In Fig. 1 ist ein Schnitt parallel zu einer Roststabreihe mit Blick auf die Verschleißplatten (2) dargestellt, wobei die Roststäbe (1 bzw. 5) beweglich auf dem Träger (3) aufliegen, die wiederum auf der Roststabachse (4) angeordnet sind.

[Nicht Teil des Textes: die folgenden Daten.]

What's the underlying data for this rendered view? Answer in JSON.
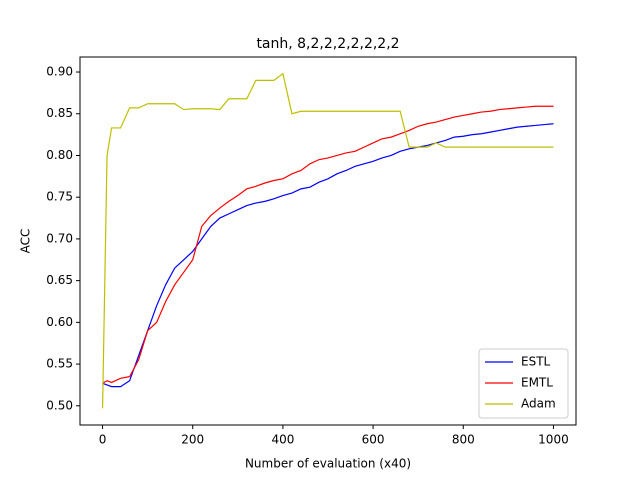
{
  "chart_data": {
    "type": "line",
    "title": "tanh, 8,2,2,2,2,2,2,2",
    "xlabel": "Number of evaluation (x40)",
    "ylabel": "ACC",
    "x": [
      0,
      10,
      20,
      40,
      60,
      80,
      100,
      120,
      140,
      160,
      180,
      200,
      220,
      240,
      260,
      280,
      300,
      320,
      340,
      360,
      380,
      400,
      420,
      440,
      460,
      480,
      500,
      520,
      540,
      560,
      580,
      600,
      620,
      640,
      660,
      680,
      700,
      720,
      740,
      760,
      780,
      800,
      820,
      840,
      860,
      880,
      900,
      920,
      940,
      960,
      980,
      1000
    ],
    "series": [
      {
        "name": "ESTL",
        "color": "#0000ff",
        "values": [
          0.527,
          0.525,
          0.523,
          0.523,
          0.53,
          0.56,
          0.59,
          0.62,
          0.645,
          0.665,
          0.675,
          0.685,
          0.7,
          0.715,
          0.725,
          0.73,
          0.735,
          0.74,
          0.743,
          0.745,
          0.748,
          0.752,
          0.755,
          0.76,
          0.762,
          0.768,
          0.772,
          0.778,
          0.782,
          0.787,
          0.79,
          0.793,
          0.797,
          0.8,
          0.805,
          0.808,
          0.81,
          0.812,
          0.815,
          0.818,
          0.822,
          0.823,
          0.825,
          0.826,
          0.828,
          0.83,
          0.832,
          0.834,
          0.835,
          0.836,
          0.837,
          0.838
        ]
      },
      {
        "name": "EMTL",
        "color": "#ff0000",
        "values": [
          0.527,
          0.53,
          0.528,
          0.533,
          0.535,
          0.555,
          0.59,
          0.6,
          0.625,
          0.645,
          0.66,
          0.675,
          0.715,
          0.728,
          0.737,
          0.745,
          0.752,
          0.76,
          0.763,
          0.767,
          0.77,
          0.772,
          0.778,
          0.782,
          0.79,
          0.795,
          0.797,
          0.8,
          0.803,
          0.805,
          0.81,
          0.815,
          0.82,
          0.822,
          0.826,
          0.83,
          0.835,
          0.838,
          0.84,
          0.843,
          0.846,
          0.848,
          0.85,
          0.852,
          0.853,
          0.855,
          0.856,
          0.857,
          0.858,
          0.859,
          0.859,
          0.859
        ]
      },
      {
        "name": "Adam",
        "color": "#bfbf00",
        "values": [
          0.497,
          0.8,
          0.833,
          0.833,
          0.857,
          0.857,
          0.862,
          0.862,
          0.862,
          0.862,
          0.855,
          0.856,
          0.856,
          0.856,
          0.855,
          0.868,
          0.868,
          0.868,
          0.89,
          0.89,
          0.89,
          0.898,
          0.85,
          0.853,
          0.853,
          0.853,
          0.853,
          0.853,
          0.853,
          0.853,
          0.853,
          0.853,
          0.853,
          0.853,
          0.853,
          0.81,
          0.81,
          0.81,
          0.815,
          0.81,
          0.81,
          0.81,
          0.81,
          0.81,
          0.81,
          0.81,
          0.81,
          0.81,
          0.81,
          0.81,
          0.81,
          0.81
        ]
      }
    ],
    "xlim": [
      -50,
      1050
    ],
    "ylim": [
      0.477,
      0.918
    ],
    "xticks": [
      0,
      200,
      400,
      600,
      800,
      1000
    ],
    "yticks": [
      {
        "value": 0.5,
        "label": "0.50"
      },
      {
        "value": 0.55,
        "label": "0.55"
      },
      {
        "value": 0.6,
        "label": "0.60"
      },
      {
        "value": 0.65,
        "label": "0.65"
      },
      {
        "value": 0.7,
        "label": "0.70"
      },
      {
        "value": 0.75,
        "label": "0.75"
      },
      {
        "value": 0.8,
        "label": "0.80"
      },
      {
        "value": 0.85,
        "label": "0.85"
      },
      {
        "value": 0.9,
        "label": "0.90"
      }
    ],
    "legend": "lower right",
    "grid": false
  }
}
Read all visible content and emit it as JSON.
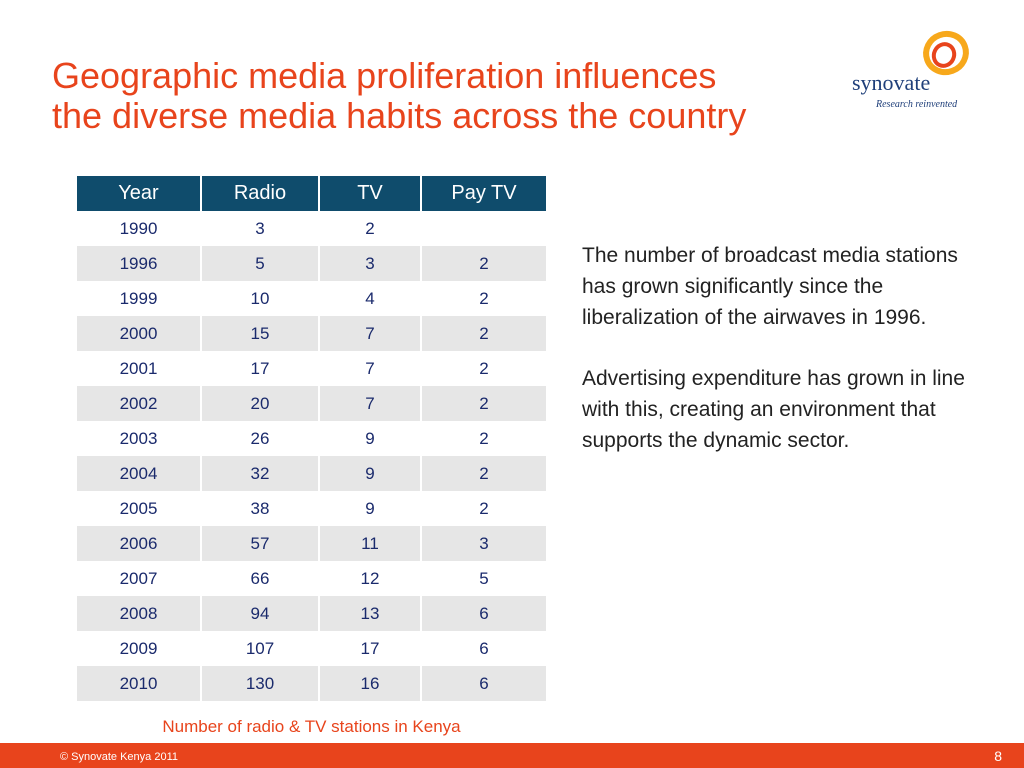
{
  "slide": {
    "title_lines": [
      "Geographic media proliferation influences",
      "the diverse media habits across the country"
    ],
    "logo": {
      "word": "synovate",
      "tagline": "Research reinvented",
      "colors": {
        "outer_ring": "#f7a81b",
        "inner_ring": "#e8441c",
        "text": "#1f3f7a"
      }
    },
    "table": {
      "headers": [
        "Year",
        "Radio",
        "TV",
        "Pay TV"
      ],
      "rows": [
        [
          "1990",
          "3",
          "2",
          ""
        ],
        [
          "1996",
          "5",
          "3",
          "2"
        ],
        [
          "1999",
          "10",
          "4",
          "2"
        ],
        [
          "2000",
          "15",
          "7",
          "2"
        ],
        [
          "2001",
          "17",
          "7",
          "2"
        ],
        [
          "2002",
          "20",
          "7",
          "2"
        ],
        [
          "2003",
          "26",
          "9",
          "2"
        ],
        [
          "2004",
          "32",
          "9",
          "2"
        ],
        [
          "2005",
          "38",
          "9",
          "2"
        ],
        [
          "2006",
          "57",
          "11",
          "3"
        ],
        [
          "2007",
          "66",
          "12",
          "5"
        ],
        [
          "2008",
          "94",
          "13",
          "6"
        ],
        [
          "2009",
          "107",
          "17",
          "6"
        ],
        [
          "2010",
          "130",
          "16",
          "6"
        ]
      ],
      "caption": "Number of radio & TV stations in Kenya"
    },
    "paragraphs": [
      "The number of broadcast media stations has grown significantly since the liberalization of the airwaves in 1996.",
      "Advertising expenditure has grown in line with this, creating an environment that supports the dynamic sector."
    ],
    "footer": {
      "copyright": "© Synovate Kenya 2011",
      "page_number": "8"
    },
    "colors": {
      "accent": "#e8441c",
      "table_header": "#0f4c6c",
      "stripe": "#e6e6e6"
    }
  }
}
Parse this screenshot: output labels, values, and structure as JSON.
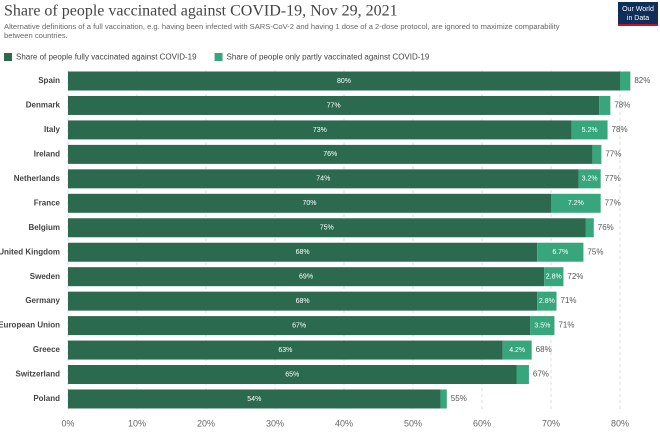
{
  "chart_data": {
    "type": "bar",
    "orientation": "horizontal",
    "stacked": true,
    "title": "Share of people vaccinated against COVID-19, Nov 29, 2021",
    "subtitle": "Alternative definitions of a full vaccination, e.g. having been infected with SARS-CoV-2 and having 1 dose of a 2-dose protocol, are ignored to maximize comparability between countries.",
    "logo_lines": [
      "Our World",
      "in Data"
    ],
    "categories": [
      "Spain",
      "Denmark",
      "Italy",
      "Ireland",
      "Netherlands",
      "France",
      "Belgium",
      "United Kingdom",
      "Sweden",
      "Germany",
      "European Union",
      "Greece",
      "Switzerland",
      "Poland"
    ],
    "series": [
      {
        "name": "Share of people fully vaccinated against COVID-19",
        "color": "#2b6a4f",
        "values": [
          80,
          77,
          73,
          76,
          74,
          70,
          75,
          68,
          69,
          68,
          67,
          63,
          65,
          54
        ],
        "value_labels": [
          "80%",
          "77%",
          "73%",
          "76%",
          "74%",
          "70%",
          "75%",
          "68%",
          "69%",
          "68%",
          "67%",
          "63%",
          "65%",
          "54%"
        ]
      },
      {
        "name": "Share of people only partly vaccinated against COVID-19",
        "color": "#38a67c",
        "values": [
          1.5,
          1.6,
          5.2,
          1.3,
          3.2,
          7.2,
          1.2,
          6.7,
          2.8,
          2.8,
          3.5,
          4.2,
          1.8,
          0.9
        ],
        "value_labels": [
          null,
          null,
          "5.2%",
          null,
          "3.2%",
          "7.2%",
          null,
          "6.7%",
          "2.8%",
          "2.8%",
          "3.5%",
          "4.2%",
          null,
          null
        ]
      }
    ],
    "total_labels": [
      "82%",
      "78%",
      "78%",
      "77%",
      "77%",
      "77%",
      "76%",
      "75%",
      "72%",
      "71%",
      "71%",
      "68%",
      "67%",
      "55%"
    ],
    "xlim": [
      0,
      85
    ],
    "xticks": [
      {
        "value": 0,
        "label": "0%"
      },
      {
        "value": 10,
        "label": "10%"
      },
      {
        "value": 20,
        "label": "20%"
      },
      {
        "value": 30,
        "label": "30%"
      },
      {
        "value": 40,
        "label": "40%"
      },
      {
        "value": 50,
        "label": "50%"
      },
      {
        "value": 60,
        "label": "60%"
      },
      {
        "value": 70,
        "label": "70%"
      },
      {
        "value": 80,
        "label": "80%"
      }
    ],
    "grid": true,
    "legend": "top"
  }
}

Der Schnitt in Fig. 2, senkrecht zu Fig. 1, zeigt die Seitenwand (11), die zu dem Rost mittels Gleitkasten (8) und Übergangswinkel (9) abgedichtet ist, sowie die Verschleißplatte (2), die mit der in die Verschleißplatte (2) versenkbaren Schraube (10) an dem Gleitkasten (8) fixiert ist. Der Träger (3) liegt der Roststabachse (4) auf. Der Seitenroststab (1) sowie der Roststab (5) befinden sich auf dem Träger (3), wobei die Mitnehmervorrichtung (7) in eine Aussparung der Roststäbe (1) bzw. (5) eingreift.

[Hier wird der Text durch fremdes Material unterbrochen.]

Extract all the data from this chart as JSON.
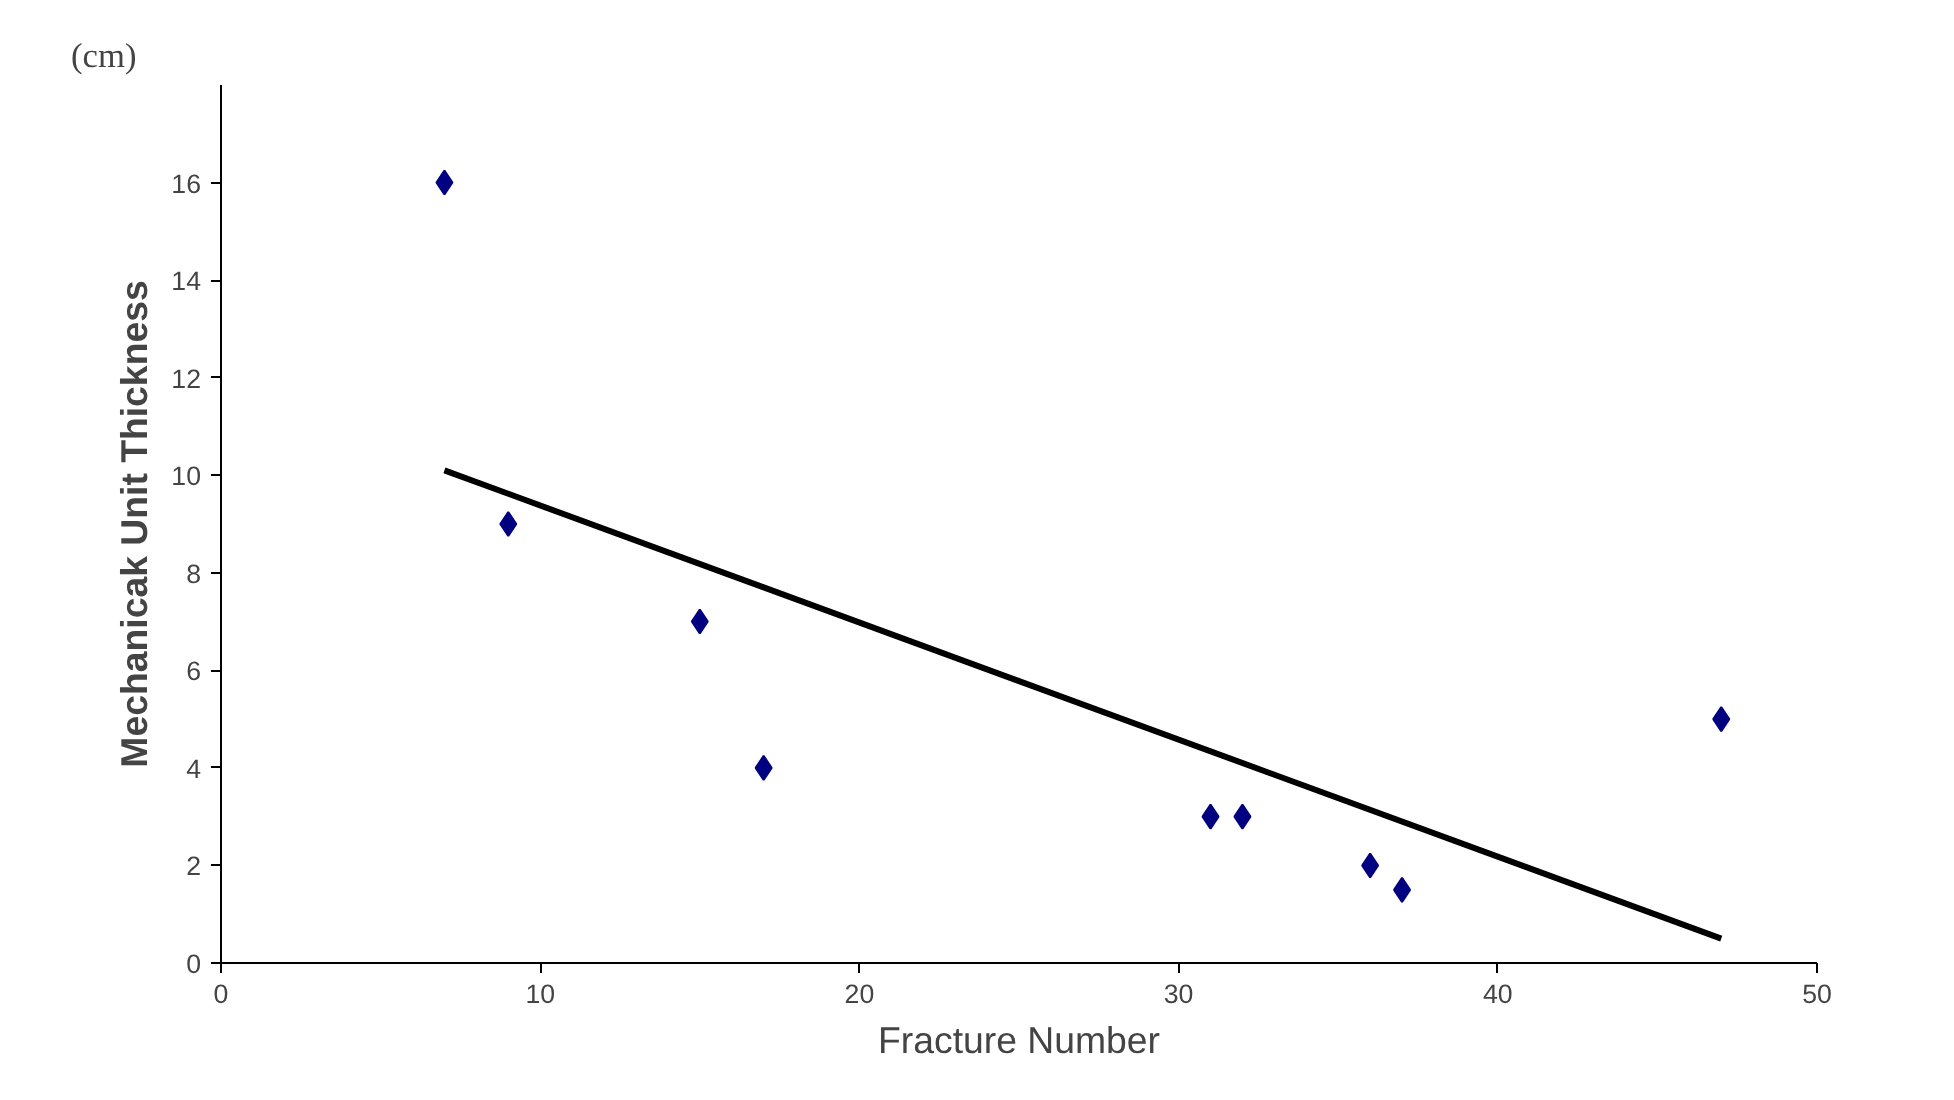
{
  "chart_data": {
    "type": "scatter",
    "xlabel": "Fracture Number",
    "ylabel": "Mechanicak Unit Thickness",
    "annotations": [
      "(cm)"
    ],
    "xlim": [
      0,
      50
    ],
    "xticks": [
      0,
      10,
      20,
      30,
      40,
      50
    ],
    "ylim": [
      0,
      18
    ],
    "yticks": [
      0,
      2,
      4,
      6,
      8,
      10,
      12,
      14,
      16
    ],
    "grid": false,
    "series": [
      {
        "marker": "diamond",
        "color": "#000080",
        "x": [
          7,
          9,
          15,
          17,
          31,
          32,
          36,
          37,
          47
        ],
        "values": [
          16,
          9,
          7,
          4,
          3,
          3,
          2,
          1.5,
          5
        ]
      },
      {
        "type": "line",
        "color": "#000000",
        "x": [
          7,
          47
        ],
        "values": [
          10.1,
          0.5
        ],
        "line_style": "solid"
      }
    ]
  }
}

Fig. 3 enthält eine Explosionszeichnung der Fig. 2 mit Ausnahme der Seitenwand (11) und der Roststabachse (4), wobei (1) den Seitenroststab, (2) die Verschleißplatte, (3) der Träger, (5) mehrere Roststäbe, (6) die Mitnehmerplatte, (7) die Mitnehmervorrichtung, (8) den Gleitkasten, (9) den Übergangswinkel, (10) die Schraube zur Befestigung der Verschleißplatte an dem Gleitkasten, (12) die Verbindungsschrauben zwischen den Roststäben (5) und Seitenroststäben (1) bezeichnet.

Claims (6)

1. Vorrichtung zur Lagerung von Rosten, insbesondere Roststäben der feststehenden Roststabreihen eines Vorschubrostes, wobei der Rost auf einer Rostachse an der Seitenwand mit einem verschiebbaren Seitenschild verbunden ist, dadurch gekennzeichnet, daß der Seitenschild aus einer Verschleißplatte (2) und einem Übergangswinkel (9) besteht, welcher gegen die Seitenwand (11) abdichtet, und daß an der Verschleißplatte (2) ein Träger (3) befestigt ist, auf dem der Rost aufliegt, wobei der Träger (3) auf der Roststabachse verschiebbar gelagert ist.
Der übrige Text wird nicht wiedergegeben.